|
Texto Anterior | Próximo Texto | Índice
Eleição faz escala no Qatar, com guerra de patentes
DO ENVIADO ESPECIAL A GENEBRA
A campanha eleitoral de 2002
faz uma escala em Doha nesta semana: o ministro da Saúde, José
Serra, será um dos quatro ministros brasileiros que comparecerão
à reunião da OMC, preocupado
menos com comércio e mais com
a guerra de patentes em que está
envolvido há algum tempo com
os Estados Unidos.
Mais: Serra fez um esforço para
levar outros ministros da Saúde
de países em desenvolvimento ao
Qatar (obteve no mínimo a adesão do colega venezuelano).
O troféu buscado pelo ministro
brasileiro é uma declaração que
diga: "Nada no acordo Trips pode
evitar que os membros (da OMC)
tomem medidas para proteger a
saúde pública".
Trips é a sigla em inglês para Direitos de Propriedade Intelectual
relacionados ao Comércio.
Para simplificar, é o que protege, por exemplo, as patentes para
remédios.
Serra quer ter a liberdade para
comprar remédios em países que
não respeitam patentes ou autorizar firmas brasileiras a fabricar remédios patenteados por multinacionais estrangeiras (licenciamento compulsório), em caso de
crise na saúde pública, como se dá
com a Aids.
Os Estados Unidos se opõem.
Propõem um fraseado que afirma
a plena validade do acordo de
Trips e lembram que ele tem suficiente flexibilidade para "enfrentar crises de saúde pública como a
da Aids e outras pandemias".
Disputa pelo título
As duas propostas de texto figuram no esboço de uma declaração
à margem do documento final de
Doha. A guerra é tão acirrada que
não houve acordo prévio nem
mesmo em torno do título do documento.
O Brasil, com o apoio de 51 países em desenvolvimento, queria
"Trips e Saúde Pública". Os Estados Unidos, com o respaldo da
Suíça, preferem "Trips e acesso a
medicamentos".
A batalha das patentes será, certamente, a mais vistosa em Doha,
até porque é eminentemente política. "Não tem ganhos comerciais", reconhece o embaixador
brasileiro em Genebra, Celso
Amorim.
Vida ou lucro
Tem, sim, um enorme apelo, na
medida em que se trata de "escolher entre a vida e o lucro", título
de entrevista com Amorim que o
jornal francês "Libération" publicou segunda-feira.

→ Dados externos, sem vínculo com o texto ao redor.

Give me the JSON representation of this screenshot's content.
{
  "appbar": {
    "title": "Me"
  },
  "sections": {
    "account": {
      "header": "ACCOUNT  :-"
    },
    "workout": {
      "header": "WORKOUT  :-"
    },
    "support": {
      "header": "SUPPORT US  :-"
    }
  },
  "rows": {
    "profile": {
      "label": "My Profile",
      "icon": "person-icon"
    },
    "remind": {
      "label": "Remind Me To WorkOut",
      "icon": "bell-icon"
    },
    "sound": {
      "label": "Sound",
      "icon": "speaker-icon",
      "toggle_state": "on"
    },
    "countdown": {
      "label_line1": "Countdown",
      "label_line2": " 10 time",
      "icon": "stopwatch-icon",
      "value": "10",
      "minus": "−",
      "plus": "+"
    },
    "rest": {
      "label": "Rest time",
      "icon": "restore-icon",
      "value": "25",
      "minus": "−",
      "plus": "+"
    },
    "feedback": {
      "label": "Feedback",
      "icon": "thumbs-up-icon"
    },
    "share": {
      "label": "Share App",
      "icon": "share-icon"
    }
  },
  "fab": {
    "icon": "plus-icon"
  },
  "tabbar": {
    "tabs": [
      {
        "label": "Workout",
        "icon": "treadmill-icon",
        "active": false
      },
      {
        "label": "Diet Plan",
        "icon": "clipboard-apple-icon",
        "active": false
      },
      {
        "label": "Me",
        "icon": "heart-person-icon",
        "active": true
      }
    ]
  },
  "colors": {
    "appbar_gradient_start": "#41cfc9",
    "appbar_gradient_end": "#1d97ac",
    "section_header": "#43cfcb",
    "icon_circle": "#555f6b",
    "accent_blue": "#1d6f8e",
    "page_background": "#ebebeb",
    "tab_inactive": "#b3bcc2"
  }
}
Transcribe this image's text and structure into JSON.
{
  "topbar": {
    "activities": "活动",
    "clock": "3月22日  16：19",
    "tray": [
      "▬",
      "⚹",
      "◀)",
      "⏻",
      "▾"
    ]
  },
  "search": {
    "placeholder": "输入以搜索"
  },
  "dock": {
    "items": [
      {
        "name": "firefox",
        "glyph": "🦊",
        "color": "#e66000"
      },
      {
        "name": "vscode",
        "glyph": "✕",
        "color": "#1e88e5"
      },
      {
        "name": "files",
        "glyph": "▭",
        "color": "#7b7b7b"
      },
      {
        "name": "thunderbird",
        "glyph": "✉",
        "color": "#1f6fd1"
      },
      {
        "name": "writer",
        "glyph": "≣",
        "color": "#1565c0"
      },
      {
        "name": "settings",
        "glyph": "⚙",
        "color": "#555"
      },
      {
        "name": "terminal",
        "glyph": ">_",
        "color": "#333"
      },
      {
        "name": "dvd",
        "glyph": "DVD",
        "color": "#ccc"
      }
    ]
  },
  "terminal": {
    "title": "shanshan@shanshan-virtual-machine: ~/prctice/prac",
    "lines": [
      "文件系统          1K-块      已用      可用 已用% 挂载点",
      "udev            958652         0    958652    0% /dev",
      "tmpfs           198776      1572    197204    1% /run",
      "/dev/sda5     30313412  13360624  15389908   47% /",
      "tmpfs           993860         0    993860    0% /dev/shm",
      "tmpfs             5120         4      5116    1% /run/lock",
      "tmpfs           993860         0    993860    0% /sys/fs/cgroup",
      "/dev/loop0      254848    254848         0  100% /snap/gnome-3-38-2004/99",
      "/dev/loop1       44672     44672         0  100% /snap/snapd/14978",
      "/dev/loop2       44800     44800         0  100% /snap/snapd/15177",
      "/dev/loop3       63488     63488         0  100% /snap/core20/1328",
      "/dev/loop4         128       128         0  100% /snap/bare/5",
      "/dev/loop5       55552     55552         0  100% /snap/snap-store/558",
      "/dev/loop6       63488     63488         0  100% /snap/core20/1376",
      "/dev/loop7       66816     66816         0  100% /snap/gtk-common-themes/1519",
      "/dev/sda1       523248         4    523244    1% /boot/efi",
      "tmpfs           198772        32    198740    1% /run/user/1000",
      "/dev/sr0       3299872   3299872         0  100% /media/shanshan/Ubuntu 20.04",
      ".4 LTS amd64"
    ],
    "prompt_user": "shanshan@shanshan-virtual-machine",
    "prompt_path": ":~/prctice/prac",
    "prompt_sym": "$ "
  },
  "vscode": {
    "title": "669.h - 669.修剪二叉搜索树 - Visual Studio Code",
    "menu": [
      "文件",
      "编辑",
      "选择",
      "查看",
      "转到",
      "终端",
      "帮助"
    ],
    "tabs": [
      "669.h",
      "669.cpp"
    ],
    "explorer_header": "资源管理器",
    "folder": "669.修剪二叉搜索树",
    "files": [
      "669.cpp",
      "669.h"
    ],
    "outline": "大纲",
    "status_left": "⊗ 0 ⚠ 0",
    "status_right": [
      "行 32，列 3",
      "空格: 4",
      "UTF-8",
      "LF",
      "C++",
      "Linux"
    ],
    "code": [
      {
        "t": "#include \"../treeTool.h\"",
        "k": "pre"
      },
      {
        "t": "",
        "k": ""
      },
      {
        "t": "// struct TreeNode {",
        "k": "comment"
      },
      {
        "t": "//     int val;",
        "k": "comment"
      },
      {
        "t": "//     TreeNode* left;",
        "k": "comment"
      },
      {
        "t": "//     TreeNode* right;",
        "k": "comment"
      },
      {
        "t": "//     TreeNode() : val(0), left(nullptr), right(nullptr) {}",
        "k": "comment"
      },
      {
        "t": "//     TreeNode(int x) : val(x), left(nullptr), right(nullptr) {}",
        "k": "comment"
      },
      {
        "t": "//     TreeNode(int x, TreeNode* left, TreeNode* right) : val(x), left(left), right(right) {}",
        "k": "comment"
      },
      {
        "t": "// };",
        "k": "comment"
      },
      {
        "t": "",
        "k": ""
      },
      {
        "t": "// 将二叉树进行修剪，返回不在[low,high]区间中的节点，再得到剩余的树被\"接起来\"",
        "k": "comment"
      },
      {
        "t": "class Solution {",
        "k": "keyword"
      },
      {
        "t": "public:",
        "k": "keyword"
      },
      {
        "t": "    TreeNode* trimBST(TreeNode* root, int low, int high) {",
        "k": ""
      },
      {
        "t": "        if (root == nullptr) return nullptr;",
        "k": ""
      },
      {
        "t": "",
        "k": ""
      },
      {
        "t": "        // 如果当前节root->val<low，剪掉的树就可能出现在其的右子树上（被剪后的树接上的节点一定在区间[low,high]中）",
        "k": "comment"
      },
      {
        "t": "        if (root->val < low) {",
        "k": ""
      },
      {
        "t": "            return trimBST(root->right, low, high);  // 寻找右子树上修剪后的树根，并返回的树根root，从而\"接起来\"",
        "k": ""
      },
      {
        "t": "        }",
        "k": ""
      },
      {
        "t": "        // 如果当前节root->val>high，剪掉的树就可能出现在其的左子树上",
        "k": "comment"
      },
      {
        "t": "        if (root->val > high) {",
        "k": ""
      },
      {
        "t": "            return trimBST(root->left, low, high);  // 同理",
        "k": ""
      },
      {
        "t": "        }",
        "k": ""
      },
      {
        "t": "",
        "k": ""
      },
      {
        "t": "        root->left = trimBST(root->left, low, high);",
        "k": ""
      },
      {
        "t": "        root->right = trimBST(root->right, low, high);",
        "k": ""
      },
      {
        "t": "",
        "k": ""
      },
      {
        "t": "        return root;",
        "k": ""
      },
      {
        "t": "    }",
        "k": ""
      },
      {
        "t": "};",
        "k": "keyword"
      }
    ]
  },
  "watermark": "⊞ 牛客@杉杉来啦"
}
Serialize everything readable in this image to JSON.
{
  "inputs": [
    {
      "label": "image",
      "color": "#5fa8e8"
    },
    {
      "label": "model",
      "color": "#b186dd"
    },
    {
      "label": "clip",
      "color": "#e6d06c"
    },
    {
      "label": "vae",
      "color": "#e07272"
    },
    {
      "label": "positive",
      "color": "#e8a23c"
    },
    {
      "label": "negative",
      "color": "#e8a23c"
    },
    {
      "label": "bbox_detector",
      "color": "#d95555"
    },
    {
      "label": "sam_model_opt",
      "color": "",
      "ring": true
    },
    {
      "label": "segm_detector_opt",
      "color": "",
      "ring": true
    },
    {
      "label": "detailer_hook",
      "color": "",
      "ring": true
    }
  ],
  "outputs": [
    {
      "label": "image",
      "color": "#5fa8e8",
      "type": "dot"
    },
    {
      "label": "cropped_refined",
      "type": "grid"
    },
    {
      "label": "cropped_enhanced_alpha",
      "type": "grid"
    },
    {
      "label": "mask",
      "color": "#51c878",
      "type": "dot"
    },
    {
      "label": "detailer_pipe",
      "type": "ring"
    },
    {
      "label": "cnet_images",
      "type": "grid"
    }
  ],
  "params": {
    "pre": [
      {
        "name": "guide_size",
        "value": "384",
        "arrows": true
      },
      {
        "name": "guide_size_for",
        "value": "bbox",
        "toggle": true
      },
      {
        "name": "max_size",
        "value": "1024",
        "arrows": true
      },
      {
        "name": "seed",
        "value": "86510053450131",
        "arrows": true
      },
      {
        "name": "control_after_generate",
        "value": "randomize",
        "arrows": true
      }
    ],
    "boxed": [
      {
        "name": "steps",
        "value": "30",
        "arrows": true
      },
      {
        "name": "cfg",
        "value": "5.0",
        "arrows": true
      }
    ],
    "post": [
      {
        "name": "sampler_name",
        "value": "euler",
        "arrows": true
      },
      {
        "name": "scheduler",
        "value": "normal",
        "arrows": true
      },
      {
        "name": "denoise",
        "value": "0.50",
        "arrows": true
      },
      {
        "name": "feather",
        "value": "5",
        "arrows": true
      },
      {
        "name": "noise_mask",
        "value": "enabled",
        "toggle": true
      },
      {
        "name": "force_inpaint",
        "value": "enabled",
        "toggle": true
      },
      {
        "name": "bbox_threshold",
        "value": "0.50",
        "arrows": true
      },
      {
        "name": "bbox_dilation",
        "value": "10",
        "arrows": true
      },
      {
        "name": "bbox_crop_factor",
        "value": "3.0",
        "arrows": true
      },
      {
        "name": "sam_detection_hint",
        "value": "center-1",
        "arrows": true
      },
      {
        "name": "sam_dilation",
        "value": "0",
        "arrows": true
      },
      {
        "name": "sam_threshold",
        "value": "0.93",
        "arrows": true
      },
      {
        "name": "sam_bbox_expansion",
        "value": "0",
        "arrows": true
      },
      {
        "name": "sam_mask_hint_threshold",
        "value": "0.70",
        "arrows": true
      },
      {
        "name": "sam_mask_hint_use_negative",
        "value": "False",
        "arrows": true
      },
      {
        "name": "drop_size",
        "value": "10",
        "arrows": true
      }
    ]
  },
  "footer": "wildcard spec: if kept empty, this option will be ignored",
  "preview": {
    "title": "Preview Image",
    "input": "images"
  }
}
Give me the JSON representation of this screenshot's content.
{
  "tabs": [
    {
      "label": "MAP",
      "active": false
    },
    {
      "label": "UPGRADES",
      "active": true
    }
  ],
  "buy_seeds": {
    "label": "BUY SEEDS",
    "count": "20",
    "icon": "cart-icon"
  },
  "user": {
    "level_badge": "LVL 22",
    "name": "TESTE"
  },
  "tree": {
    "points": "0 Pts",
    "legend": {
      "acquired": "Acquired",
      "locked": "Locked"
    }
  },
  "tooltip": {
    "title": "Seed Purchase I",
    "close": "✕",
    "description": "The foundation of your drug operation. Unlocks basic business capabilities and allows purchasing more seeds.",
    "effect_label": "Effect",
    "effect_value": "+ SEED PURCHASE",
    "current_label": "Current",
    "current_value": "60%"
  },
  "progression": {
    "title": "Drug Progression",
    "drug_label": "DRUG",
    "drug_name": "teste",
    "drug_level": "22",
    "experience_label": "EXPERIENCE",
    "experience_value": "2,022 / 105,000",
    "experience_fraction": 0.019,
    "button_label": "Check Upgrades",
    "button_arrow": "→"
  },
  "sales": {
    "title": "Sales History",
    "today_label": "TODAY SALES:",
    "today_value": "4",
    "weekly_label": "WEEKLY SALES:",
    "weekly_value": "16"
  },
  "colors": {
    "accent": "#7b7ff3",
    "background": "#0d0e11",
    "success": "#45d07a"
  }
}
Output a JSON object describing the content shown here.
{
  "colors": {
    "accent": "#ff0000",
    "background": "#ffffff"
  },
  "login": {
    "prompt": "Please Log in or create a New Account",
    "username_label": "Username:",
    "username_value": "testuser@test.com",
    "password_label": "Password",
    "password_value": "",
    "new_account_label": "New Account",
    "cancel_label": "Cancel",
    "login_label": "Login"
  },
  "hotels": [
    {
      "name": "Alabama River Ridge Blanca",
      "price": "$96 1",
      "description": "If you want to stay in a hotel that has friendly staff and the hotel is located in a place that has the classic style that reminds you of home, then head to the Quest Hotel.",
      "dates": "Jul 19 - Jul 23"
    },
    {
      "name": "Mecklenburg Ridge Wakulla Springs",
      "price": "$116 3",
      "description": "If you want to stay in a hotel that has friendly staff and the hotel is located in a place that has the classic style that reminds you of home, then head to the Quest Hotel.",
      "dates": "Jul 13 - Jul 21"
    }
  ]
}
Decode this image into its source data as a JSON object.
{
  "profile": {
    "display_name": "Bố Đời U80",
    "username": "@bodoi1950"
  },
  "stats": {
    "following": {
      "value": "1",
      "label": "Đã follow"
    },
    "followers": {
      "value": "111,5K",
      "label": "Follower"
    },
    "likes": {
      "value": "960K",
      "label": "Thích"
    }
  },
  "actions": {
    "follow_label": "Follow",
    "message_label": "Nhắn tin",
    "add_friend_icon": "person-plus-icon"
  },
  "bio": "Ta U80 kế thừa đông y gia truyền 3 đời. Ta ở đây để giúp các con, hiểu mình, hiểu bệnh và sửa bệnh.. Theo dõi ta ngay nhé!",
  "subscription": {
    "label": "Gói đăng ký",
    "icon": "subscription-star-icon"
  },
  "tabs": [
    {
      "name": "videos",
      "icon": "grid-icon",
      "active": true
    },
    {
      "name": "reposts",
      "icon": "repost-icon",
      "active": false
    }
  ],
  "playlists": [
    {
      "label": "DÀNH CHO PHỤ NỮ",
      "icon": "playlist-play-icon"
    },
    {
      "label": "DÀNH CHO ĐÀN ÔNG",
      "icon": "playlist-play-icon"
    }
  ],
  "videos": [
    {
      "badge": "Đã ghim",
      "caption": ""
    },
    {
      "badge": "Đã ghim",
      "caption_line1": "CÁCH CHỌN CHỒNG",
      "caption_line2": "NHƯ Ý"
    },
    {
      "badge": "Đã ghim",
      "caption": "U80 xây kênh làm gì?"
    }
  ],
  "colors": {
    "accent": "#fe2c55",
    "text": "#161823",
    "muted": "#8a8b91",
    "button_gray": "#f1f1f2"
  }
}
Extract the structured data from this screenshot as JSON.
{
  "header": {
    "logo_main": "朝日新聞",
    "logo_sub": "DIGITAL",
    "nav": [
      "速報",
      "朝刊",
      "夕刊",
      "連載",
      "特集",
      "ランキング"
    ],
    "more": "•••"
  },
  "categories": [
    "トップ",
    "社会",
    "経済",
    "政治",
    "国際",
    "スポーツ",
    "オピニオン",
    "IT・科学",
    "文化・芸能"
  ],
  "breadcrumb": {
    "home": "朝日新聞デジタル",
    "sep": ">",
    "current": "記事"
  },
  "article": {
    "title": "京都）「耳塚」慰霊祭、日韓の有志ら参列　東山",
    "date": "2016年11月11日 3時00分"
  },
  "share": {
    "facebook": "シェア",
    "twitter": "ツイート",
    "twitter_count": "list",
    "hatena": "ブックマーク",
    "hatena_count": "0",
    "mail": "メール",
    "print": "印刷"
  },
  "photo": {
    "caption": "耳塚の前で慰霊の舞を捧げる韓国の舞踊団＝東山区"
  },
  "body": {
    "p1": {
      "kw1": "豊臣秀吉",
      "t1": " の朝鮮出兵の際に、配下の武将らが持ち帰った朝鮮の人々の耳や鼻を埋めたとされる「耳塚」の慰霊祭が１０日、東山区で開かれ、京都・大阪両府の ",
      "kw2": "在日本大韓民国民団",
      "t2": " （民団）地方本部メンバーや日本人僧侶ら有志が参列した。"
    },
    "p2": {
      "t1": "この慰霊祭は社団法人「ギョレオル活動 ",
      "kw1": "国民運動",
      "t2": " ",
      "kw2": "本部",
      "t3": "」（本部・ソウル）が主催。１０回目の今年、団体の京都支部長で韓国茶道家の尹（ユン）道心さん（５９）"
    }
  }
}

O embaixador diz que o título é
um exagero, mas afirma: "O ideal
é não ter que escolher entre a vida
e o lucro. Mas, em certos momentos, é preciso escolher".
O governo norte-americano
acha que essa é uma falsa dicotomia. Na quinta-feira, em conversa
com jornalistas com o compromisso de não-divulgação do nome, um alto funcionário do USTr
disse que "a proteção à propriedade intelectual, tal como prevista
na OMC, pode ser respeitada, e os
países podem ainda assim responder eficazmente à emergências em saúde pública".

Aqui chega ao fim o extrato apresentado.